Kocatepe, lohusalık döneminde, özellikle doğumdan sonraki ilk 4-5 haftada kanama olmasının tamamen normaldir ve sürecin bir parçası olduğunu ancak lohusalık bitiminden sonraki dönemlerde oluşabilecek kanamaların artık anormal kanama olarak kabul edilmesi ve doktora başvurulması gerektiğini söyledi.
Yukarıda bahsi geçen olayda 2 kez negatif çıkan smear testi, kanserin onca yıl teşhis edilememesine neden olmuş. Smear testinin negatif çıkması kanserin varlığını %100 dışlamaz mı?

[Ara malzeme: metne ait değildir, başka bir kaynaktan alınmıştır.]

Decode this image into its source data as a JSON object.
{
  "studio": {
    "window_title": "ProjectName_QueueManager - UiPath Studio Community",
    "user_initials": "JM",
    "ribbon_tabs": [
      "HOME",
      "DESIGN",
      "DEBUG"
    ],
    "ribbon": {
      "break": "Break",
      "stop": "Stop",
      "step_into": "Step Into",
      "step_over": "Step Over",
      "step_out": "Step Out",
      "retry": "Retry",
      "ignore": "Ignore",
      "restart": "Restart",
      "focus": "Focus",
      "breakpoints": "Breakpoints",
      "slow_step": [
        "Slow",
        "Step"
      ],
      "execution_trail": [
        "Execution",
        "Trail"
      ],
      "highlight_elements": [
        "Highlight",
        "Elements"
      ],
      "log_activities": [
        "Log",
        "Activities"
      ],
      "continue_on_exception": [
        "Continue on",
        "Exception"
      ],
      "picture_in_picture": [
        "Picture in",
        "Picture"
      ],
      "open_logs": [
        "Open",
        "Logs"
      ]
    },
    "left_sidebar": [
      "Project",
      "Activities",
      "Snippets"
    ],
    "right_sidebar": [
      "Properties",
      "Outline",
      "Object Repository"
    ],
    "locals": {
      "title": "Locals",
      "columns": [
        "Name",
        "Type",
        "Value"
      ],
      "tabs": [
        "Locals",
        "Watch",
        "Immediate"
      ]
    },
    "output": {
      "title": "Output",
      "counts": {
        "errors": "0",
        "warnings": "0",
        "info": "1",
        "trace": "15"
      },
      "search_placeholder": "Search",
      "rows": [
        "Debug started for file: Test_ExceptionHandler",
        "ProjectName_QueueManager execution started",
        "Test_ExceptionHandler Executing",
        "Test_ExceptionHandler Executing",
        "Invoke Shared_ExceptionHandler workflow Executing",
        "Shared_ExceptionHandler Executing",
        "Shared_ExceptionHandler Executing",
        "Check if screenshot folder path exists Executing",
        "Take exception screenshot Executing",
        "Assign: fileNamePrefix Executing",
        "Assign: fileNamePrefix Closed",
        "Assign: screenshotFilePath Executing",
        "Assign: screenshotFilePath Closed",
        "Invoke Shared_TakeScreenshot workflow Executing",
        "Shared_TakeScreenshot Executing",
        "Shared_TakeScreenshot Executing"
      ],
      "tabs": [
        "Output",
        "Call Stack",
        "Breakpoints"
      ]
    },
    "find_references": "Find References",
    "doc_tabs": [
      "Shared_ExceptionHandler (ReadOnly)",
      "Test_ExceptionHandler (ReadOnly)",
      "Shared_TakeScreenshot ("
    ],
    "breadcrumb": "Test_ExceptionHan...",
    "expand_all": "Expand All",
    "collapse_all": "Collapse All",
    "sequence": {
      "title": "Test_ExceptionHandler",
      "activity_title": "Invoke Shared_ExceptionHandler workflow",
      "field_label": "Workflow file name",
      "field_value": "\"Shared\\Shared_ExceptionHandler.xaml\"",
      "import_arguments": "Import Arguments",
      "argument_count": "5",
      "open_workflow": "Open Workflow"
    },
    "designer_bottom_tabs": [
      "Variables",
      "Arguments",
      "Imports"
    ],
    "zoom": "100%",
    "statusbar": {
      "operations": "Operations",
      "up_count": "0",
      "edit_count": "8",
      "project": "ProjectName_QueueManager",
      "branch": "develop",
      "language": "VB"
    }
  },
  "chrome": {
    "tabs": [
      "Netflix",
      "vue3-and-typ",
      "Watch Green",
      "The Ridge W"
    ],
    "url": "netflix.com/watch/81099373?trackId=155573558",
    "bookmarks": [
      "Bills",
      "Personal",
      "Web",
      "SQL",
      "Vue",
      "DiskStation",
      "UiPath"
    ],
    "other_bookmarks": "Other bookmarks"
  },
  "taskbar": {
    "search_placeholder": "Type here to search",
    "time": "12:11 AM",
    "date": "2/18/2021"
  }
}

Smear testinin yalancı negatif, yani bir sorun olmasına rağmen hiçbir sorun göstermediği durumlara çok sık rastlandığını söyleyen Kocatepe, günümüzde artık tek başına smear testi yerine HPV ve smear testini beraberce yapma şeklindeki yaklaşımın giderek yaygınlaştığını, özellikle tip 16 ve 18 başta olmak üzere kansere neden olabilecek HPV tiplerine rastlandığında mutlaka kolposkopi (rahim ağzının büyüteçle incelenmesi) ve beraberinde de şüpheli alanlardan biyopsi alma işleminin önerildiğini belirtti.
Smear testinin bazen tek başına yeterli olmayacağını, çoğu gelişmiş ülkede artık tek başına HPV testi veya ko-test denilen HPV+smear testinin beraber uygulandığını söyleyen Kocatepe, smear testi “negatif” çıksa bile eğer yüksek riskli bir HPV virüsü tipi saptanırsa direkt olarak rahim ağzından biyopsi alınması gerektiğini, bu stratejiyle rahim ağzı kanserinin henüz daha kanser aşamasına gelmeden önce büyük oranda ortaya çıkarılabileceğini ve kansere yakalanma riskinin yüksek oranda ortadan kaldırılabileceğini söyledi.